King Woman

Created in the Image of Suffering

BY Cole FirthPublished Feb 22, 2017

8
Kristina Esfandiari's King Woman project has developed slowly and deliberately over the past seven years, solidifying into a full band and releasing an EP of spiralling, surreal sludge metal in 2014. Created in the Image of Suffering is their first offering since then, and it stands as one of the more unique records to come out of the Relapse camp recently. The band create a haunting, meditative atmosphere that serves as a perfect setting for Esfandiari's evocative poetry.
 
Like their Doubt EP, which felt painfully agnostic, this album wades through the complexities of religious belief, dogma and mysticism as they intersect with the personal. Songs like "Deny" and "Shame" grapple with issues of sickness, addiction and abuse, squaring their jarring emotional details against tough questions about hope and forgiveness.
 
Esfandiari's voice is as powerful and versatile as ever, standing at the centre of the band's melancholic maelstrom.
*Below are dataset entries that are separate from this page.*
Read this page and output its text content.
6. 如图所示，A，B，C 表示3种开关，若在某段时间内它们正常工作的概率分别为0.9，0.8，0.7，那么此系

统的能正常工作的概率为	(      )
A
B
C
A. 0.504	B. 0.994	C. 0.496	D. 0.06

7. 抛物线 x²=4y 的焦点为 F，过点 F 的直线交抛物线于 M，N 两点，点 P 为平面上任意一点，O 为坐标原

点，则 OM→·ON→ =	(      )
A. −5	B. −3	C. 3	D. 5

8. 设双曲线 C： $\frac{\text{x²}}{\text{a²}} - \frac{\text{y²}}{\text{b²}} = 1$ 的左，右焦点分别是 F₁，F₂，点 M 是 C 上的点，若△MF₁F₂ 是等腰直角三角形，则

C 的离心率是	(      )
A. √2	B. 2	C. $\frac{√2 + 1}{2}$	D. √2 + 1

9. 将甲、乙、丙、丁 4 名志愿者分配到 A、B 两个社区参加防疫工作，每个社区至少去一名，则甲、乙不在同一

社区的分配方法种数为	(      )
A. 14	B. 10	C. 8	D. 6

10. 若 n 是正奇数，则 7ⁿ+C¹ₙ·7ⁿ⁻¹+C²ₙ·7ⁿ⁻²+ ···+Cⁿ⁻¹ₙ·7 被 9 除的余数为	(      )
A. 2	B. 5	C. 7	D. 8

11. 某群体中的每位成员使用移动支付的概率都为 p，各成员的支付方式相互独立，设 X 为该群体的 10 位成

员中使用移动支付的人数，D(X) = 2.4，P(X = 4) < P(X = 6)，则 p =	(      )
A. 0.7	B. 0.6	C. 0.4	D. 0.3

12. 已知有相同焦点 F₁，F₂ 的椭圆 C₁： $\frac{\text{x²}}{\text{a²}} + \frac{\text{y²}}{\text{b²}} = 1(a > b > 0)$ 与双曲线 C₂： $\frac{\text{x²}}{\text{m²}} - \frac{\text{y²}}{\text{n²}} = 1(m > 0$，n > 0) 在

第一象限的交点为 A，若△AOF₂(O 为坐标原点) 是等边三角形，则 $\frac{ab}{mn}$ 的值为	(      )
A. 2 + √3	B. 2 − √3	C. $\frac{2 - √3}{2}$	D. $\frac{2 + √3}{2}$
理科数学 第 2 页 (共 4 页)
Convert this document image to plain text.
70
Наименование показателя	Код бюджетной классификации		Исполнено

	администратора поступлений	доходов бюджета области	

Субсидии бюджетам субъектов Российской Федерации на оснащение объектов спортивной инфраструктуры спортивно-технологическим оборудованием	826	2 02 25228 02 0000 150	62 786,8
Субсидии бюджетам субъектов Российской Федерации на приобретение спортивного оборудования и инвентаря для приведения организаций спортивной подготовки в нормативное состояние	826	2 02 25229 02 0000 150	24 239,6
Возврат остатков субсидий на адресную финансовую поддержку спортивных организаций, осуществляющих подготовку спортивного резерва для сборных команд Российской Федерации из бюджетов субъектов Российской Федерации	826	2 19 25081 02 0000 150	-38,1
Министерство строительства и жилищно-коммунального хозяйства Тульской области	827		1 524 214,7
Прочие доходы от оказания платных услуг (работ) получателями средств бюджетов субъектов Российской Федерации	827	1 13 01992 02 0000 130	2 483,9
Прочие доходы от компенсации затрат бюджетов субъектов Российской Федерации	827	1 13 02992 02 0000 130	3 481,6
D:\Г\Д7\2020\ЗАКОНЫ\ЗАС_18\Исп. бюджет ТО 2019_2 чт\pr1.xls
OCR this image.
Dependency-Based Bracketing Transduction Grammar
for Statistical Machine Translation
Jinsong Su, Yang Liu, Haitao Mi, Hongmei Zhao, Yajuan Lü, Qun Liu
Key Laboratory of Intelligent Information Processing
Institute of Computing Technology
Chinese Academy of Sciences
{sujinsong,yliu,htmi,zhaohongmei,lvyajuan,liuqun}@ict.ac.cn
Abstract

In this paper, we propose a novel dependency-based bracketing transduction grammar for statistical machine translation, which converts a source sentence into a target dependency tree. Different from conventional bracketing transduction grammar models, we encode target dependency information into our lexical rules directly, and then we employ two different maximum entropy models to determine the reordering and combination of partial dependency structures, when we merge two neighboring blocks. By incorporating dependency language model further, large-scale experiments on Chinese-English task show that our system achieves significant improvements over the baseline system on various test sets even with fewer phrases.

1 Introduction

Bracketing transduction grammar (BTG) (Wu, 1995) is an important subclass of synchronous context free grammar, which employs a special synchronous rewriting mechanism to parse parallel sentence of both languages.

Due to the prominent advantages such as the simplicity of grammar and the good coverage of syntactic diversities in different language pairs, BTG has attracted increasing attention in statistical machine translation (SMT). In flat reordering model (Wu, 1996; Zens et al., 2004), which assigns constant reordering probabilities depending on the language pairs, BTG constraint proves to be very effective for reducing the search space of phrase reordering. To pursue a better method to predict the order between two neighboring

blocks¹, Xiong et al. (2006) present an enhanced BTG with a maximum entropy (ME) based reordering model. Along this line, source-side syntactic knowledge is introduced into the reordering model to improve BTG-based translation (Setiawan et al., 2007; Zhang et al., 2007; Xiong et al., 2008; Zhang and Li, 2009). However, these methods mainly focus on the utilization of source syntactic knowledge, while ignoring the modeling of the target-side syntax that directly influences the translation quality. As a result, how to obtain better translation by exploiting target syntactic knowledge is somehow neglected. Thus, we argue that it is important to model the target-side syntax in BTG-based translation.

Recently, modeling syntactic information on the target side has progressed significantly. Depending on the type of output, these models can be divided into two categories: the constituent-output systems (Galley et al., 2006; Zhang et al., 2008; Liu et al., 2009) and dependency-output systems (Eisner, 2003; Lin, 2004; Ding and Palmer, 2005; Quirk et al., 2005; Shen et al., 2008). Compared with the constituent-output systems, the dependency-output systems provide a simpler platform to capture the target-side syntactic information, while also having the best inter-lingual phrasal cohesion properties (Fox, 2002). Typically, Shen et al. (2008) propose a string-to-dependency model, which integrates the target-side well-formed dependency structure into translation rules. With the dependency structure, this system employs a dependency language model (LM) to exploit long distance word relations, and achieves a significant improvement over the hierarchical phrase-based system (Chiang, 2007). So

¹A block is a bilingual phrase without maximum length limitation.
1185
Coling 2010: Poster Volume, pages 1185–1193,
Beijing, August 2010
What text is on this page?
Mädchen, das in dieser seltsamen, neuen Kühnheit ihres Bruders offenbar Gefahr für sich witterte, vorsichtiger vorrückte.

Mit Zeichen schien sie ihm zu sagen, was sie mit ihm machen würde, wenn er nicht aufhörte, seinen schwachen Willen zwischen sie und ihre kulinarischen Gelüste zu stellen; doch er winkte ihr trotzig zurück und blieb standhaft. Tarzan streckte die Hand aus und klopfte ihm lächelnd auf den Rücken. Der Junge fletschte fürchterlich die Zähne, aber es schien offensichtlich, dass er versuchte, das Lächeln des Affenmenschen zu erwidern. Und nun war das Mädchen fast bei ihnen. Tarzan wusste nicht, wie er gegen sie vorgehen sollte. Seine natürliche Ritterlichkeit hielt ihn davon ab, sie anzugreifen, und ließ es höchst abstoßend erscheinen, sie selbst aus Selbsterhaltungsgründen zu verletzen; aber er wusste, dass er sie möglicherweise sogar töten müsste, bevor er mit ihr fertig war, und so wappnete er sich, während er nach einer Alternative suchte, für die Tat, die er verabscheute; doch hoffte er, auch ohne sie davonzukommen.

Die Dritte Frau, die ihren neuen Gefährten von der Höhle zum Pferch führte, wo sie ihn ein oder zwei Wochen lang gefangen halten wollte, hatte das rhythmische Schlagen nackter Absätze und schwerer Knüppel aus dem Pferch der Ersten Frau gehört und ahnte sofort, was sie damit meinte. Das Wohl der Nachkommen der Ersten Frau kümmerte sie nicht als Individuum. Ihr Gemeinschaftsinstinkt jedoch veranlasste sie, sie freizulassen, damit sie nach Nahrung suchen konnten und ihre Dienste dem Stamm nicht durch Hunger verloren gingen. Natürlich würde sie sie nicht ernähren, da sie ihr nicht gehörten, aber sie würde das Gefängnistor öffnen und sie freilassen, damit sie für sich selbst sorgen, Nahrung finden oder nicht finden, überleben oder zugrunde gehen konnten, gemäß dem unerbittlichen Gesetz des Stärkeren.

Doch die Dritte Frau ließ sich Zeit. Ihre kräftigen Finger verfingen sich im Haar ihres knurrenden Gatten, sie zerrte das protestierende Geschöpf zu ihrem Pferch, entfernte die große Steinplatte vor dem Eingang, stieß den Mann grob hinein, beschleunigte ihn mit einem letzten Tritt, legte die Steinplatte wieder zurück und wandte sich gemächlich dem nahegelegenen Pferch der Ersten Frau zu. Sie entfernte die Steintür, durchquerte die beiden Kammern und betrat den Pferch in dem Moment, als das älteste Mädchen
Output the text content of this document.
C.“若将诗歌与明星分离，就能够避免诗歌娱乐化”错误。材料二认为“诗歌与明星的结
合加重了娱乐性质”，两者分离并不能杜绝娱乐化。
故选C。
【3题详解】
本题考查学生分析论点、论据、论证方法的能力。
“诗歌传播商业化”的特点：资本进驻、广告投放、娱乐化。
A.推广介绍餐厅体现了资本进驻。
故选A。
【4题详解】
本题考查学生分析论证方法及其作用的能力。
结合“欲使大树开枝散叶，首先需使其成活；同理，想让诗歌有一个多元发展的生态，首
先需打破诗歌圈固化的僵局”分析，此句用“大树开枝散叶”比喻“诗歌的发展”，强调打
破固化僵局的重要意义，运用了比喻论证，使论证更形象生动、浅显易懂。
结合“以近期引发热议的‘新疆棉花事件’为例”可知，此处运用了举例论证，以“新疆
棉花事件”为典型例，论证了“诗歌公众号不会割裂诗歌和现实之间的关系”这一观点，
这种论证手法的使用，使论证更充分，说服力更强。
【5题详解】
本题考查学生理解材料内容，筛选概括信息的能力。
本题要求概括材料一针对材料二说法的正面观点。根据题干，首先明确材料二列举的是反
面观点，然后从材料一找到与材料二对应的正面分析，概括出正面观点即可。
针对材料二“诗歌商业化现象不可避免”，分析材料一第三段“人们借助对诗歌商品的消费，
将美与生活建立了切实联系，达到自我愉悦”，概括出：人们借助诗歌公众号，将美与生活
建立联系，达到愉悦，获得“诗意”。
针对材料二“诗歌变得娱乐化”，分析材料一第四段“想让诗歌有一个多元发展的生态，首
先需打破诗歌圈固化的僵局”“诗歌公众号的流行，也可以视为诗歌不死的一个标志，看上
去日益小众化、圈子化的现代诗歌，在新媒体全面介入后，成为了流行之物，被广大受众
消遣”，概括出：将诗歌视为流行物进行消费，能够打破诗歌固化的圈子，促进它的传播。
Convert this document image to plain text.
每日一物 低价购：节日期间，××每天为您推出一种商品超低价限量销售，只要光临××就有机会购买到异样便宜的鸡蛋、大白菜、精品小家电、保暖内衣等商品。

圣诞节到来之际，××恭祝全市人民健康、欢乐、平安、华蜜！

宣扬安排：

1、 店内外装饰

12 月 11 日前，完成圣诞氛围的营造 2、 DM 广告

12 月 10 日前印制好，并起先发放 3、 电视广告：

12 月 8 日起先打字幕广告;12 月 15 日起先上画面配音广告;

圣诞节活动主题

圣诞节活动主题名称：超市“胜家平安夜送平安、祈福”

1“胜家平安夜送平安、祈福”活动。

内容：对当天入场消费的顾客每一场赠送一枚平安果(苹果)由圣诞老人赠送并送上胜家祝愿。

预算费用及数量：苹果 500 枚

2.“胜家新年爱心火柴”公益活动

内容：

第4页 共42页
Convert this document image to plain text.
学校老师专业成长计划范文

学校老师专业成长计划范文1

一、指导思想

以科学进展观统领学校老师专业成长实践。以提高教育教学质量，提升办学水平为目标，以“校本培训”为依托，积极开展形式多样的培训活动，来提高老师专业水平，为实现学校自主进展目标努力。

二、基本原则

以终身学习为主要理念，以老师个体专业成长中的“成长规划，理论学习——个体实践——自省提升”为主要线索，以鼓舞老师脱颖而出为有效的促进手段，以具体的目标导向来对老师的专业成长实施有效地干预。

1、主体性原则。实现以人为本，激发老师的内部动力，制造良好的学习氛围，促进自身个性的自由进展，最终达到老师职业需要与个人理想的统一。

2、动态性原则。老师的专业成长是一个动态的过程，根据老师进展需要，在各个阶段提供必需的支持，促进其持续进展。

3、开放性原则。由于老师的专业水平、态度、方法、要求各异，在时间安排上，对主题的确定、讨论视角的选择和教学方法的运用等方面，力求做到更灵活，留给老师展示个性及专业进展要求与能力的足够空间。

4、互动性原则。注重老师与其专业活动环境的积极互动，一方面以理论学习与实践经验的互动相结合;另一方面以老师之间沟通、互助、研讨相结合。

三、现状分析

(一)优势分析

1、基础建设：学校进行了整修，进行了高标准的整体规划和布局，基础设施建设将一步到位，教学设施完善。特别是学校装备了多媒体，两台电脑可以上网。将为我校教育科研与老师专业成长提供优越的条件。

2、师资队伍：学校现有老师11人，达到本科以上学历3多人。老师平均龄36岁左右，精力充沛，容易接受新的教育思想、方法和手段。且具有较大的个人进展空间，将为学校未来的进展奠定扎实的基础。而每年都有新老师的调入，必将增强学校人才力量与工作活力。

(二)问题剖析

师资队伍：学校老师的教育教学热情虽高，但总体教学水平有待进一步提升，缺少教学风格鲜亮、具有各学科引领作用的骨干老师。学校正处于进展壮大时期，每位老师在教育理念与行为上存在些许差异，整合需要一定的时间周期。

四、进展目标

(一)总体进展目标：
She moves from emotive harmonies to smoky whispers to an anguished howl as the guitars kick up musky layers of fuzz around her on "Hierophant." A cathedral-like backdrop of reverb gives these vocal manoeuvres a gorgeous resonance that melts into the billowing instrumentation but is never completely obscured.

Unfurling gracefully over its eight tracks, this record is a grim sermon that grasps at certainty with a Sisyphean patience and resolve. Esfandiari's self-interrogations strike at listeners' hearts with an intensity that's as disquieting as it is beautiful: "Who do you think you are? You and all your suffering?"